Soro: A Lightweight Foundation Model and Chatbot for Tajik
Researchers introduce Soro, a family of Tajik-language large language models built on Gemma 3 that outperforms baseline models while maintaining English capabilities. The project addresses computational constraints in Tajikistan through efficient quantization methods and includes newly open-sourced Tajik benchmarks for rigorous evaluation.
Soro represents a significant effort to democratize AI access in underserved linguistic markets, specifically targeting Tajikistan's education sector where infrastructure constraints create genuine barriers to deploying standard LLMs. The project addresses a critical gap in AI development: while major tech companies focus on high-resource languages, millions of speakers lack adequate language models, limiting access to AI-powered education and services. By starting from Gemma 3 and performing continual pretraining on 1.9 billion Tajik tokens, the team leverages existing foundation models while specializing them for local contexts—a cost-effective approach gaining traction in multilingual AI research.
The creation of Tajik-specific benchmarks marks an important methodological contribution. Standard AI evaluation datasets underrepresent non-English languages, making it impossible to assess model quality fairly. By open-sourcing Tajik benchmarks covering general knowledge, linguistic competence, and educational domains, the researchers provide infrastructure for future development in this language space.

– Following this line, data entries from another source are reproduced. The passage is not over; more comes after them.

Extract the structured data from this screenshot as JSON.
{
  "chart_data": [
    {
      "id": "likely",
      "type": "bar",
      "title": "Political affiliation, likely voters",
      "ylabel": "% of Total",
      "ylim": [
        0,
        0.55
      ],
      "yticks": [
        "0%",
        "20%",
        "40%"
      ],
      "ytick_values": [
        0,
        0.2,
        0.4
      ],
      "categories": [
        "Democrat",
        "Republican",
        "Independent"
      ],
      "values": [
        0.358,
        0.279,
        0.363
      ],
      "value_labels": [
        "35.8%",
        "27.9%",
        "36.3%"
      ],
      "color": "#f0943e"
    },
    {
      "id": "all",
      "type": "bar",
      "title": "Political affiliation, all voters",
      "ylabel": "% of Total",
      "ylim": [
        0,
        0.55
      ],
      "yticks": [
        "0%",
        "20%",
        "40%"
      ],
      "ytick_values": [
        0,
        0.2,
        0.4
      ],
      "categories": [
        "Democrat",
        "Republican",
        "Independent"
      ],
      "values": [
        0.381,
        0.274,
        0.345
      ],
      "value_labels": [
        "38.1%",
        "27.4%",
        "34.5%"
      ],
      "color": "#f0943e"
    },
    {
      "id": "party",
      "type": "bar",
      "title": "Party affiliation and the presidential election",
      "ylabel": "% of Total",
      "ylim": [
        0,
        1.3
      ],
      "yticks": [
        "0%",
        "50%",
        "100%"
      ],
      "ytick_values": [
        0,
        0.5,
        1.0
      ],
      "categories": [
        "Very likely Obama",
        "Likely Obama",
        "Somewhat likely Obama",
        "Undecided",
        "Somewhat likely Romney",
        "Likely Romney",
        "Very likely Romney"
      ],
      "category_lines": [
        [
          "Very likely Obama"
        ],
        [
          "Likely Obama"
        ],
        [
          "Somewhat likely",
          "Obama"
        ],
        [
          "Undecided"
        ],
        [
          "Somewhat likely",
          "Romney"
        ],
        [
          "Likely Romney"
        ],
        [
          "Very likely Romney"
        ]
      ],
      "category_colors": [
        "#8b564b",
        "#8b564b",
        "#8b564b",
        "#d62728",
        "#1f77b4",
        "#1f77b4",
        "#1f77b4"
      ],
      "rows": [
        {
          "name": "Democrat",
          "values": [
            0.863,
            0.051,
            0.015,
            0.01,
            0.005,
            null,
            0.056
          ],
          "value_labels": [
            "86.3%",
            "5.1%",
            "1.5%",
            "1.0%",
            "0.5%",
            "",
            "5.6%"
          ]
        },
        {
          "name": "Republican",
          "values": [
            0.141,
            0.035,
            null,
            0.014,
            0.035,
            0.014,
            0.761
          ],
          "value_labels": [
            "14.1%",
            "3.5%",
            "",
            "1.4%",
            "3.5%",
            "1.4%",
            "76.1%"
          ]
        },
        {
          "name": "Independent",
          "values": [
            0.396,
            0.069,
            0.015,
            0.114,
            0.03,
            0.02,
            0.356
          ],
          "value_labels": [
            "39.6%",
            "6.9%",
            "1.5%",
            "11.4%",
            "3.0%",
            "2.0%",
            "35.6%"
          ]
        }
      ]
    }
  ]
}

From a market perspective, this work demonstrates the viability of lightweight, edge-deployable models for emerging markets. The successful application of INT4 and FP8 quantization preserving Tajik performance indicates that specialized models can operate under real-world constraints—critical for school deployments lacking robust connectivity. This validates a broader trend toward localized, efficient AI systems rather than monolithic global models, suggesting future development opportunities in similarly underserved regions across Central Asia and beyond.
- →Soro achieves better Tajik-language performance than baseline Gemma 3 while maintaining strong English capabilities through continual pretraining on curated local data.
- →The project introduces open-source Tajik benchmarks addressing the absence of standardized evaluation datasets for non-English languages.
- →Quantization techniques (INT4 and FP8) enable edge deployment in resource-constrained Tajik schools while preserving language performance gains.
- →The approach demonstrates scalable methodology for developing specialized LLMs in underserved linguistic markets with tight compute constraints.
- →An ongoing education-sector pilot supports planned scale-out across Tajik schools, showing practical real-world deployment pathways for localized language models.